Dispelling Myths about Surgery's Role in Global Health: A Blog Post from Dr. Paul Farmer


DCP3 Essential Surgery Foreword author and renowned humanitarian Dr. Paul Farmer contributed a piece to the World Bank's blog, "Investing in Health: News and Views in Healthy Development".  Dr. Farmer credits DCP3 for bringing much-needed attention to global surgery, and with "dispelling the myth" that surgery is too costly. Below is an excerpt from Dr. Farmer's piece.

"The past few decades have seen enormous changes in the global burden of disease. Although many people, especially those living in (or near) poverty and other privations, are familiar with heavy burdens and much disease, the term 'global burden of disease' emerged in public health and in health economics only in recent decades. It was coined to describe what ails people, when, and where, and just as reliable quantification is difficult, so too is agreeing on units of analysis. Does this term truly describe the burden of disease of the globe? Of a nation? A city?

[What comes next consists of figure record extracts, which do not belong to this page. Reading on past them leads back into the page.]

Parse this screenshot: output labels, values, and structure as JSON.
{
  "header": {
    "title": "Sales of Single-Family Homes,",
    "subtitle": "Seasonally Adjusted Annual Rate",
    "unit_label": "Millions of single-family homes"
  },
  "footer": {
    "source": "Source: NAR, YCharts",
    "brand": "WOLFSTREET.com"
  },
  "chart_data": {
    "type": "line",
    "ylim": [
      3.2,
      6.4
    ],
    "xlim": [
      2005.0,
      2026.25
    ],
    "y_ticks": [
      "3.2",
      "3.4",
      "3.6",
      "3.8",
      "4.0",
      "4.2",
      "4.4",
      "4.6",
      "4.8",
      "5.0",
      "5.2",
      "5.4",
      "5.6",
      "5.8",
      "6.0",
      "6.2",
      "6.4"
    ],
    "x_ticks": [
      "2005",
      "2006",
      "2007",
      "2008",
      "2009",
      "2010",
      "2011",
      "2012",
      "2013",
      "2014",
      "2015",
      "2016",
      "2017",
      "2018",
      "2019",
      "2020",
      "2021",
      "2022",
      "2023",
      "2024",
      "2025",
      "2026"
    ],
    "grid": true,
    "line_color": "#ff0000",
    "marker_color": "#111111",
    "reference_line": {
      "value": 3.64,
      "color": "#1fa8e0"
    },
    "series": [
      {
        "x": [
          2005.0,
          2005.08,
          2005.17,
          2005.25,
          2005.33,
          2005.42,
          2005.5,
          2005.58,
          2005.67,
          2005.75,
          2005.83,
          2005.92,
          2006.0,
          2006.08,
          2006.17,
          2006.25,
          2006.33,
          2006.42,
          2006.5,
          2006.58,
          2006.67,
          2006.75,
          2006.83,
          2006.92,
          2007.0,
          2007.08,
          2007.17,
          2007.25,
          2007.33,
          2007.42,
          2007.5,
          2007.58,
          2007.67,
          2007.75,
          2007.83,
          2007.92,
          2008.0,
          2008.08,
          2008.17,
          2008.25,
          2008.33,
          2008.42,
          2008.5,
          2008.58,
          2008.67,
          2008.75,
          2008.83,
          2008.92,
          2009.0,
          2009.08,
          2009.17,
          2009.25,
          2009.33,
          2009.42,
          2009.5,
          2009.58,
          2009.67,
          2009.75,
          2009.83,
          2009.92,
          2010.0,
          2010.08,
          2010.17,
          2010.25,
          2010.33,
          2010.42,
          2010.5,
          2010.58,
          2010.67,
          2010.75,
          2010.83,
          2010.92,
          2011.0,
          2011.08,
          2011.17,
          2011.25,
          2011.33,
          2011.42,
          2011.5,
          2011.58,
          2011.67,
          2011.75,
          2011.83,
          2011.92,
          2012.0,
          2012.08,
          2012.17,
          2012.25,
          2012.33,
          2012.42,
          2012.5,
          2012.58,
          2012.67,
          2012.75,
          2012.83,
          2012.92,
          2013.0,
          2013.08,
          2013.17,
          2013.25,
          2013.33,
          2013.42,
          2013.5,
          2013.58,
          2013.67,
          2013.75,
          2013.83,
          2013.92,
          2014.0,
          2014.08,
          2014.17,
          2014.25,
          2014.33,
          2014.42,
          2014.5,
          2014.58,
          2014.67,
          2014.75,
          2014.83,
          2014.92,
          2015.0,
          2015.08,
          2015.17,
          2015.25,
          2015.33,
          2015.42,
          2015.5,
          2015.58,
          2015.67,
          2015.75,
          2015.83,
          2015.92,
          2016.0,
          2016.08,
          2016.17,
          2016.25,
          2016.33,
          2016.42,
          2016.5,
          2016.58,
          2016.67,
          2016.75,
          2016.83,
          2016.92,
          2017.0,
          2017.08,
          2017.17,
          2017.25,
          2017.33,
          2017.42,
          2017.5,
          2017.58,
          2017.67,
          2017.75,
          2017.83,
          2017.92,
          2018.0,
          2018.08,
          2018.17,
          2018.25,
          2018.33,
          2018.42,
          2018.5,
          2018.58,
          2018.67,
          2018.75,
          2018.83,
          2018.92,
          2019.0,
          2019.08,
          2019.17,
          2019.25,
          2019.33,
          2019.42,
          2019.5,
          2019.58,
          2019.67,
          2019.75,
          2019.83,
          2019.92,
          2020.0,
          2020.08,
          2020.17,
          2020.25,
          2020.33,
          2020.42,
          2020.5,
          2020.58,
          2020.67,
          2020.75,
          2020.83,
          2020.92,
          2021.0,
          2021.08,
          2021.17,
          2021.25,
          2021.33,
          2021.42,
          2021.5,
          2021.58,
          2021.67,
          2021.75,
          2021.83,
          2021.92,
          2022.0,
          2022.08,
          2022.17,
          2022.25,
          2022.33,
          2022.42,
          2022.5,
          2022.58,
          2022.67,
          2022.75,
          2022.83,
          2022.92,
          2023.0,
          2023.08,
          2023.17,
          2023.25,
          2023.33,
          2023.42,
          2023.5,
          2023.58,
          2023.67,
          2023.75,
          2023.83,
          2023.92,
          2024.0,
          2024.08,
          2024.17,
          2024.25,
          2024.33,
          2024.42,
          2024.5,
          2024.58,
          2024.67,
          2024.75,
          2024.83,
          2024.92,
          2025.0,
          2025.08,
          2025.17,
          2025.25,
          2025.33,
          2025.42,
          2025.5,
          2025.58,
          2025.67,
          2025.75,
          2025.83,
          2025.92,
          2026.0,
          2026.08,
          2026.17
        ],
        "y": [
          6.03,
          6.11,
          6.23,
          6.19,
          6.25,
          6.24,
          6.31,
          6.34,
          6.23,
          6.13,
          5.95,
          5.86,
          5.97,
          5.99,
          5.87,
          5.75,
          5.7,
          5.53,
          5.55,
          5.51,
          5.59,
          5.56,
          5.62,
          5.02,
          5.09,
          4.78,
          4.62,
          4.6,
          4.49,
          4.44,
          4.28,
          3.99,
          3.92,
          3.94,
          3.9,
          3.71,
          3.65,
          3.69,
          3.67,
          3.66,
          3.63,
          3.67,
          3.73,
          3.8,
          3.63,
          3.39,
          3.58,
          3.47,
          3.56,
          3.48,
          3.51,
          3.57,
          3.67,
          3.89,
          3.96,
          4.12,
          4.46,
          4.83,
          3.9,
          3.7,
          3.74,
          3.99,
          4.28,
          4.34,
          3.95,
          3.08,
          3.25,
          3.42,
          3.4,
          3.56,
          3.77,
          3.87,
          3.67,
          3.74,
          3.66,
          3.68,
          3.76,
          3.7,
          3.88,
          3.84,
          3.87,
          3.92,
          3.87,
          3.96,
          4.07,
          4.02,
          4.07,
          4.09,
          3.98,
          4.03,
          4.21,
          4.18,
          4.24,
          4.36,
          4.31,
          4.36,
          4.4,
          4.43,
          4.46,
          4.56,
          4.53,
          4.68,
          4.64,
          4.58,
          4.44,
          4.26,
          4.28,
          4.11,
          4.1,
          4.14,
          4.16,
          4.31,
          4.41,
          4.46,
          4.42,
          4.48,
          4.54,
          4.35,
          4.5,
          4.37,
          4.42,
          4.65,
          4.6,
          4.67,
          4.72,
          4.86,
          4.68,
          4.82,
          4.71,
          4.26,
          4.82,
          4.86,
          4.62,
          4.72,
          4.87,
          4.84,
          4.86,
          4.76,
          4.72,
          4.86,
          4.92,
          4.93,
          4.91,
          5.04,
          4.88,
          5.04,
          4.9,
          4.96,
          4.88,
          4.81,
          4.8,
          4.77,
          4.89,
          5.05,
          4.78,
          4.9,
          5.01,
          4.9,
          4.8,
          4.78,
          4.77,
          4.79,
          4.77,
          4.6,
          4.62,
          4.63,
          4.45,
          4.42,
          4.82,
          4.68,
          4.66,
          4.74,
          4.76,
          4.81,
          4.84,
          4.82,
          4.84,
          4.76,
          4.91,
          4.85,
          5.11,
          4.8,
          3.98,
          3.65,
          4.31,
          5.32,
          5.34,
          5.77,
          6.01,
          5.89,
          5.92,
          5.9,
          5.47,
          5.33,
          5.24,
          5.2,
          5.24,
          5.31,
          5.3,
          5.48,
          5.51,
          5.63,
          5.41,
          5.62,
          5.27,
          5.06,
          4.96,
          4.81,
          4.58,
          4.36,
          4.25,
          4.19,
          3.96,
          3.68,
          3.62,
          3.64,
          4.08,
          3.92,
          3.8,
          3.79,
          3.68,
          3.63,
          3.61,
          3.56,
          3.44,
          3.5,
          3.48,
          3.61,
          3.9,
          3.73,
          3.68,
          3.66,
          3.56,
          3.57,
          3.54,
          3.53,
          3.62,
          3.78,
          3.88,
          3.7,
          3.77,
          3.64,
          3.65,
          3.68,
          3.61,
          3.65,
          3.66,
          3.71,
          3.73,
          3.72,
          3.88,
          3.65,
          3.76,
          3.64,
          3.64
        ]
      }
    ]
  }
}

We have also learned a thing or two about how to assess this global burden, and how to reveal its sharp local variation and transformation with changing conditions ranging from urbanization to a global rise in obesity. Measuring illness has never been easy, nor has attributing a death—whether premature or at the end of fourscore years—to a specific cause. Even countries with sound vital registries generate data of varying quality, given that cause of death is rarely confirmed by autopsy. When nonlethal or slowly debilitating illness is added to considerations of burden of disease, the challenge of both measurement and etiologic claims can appear overwhelming."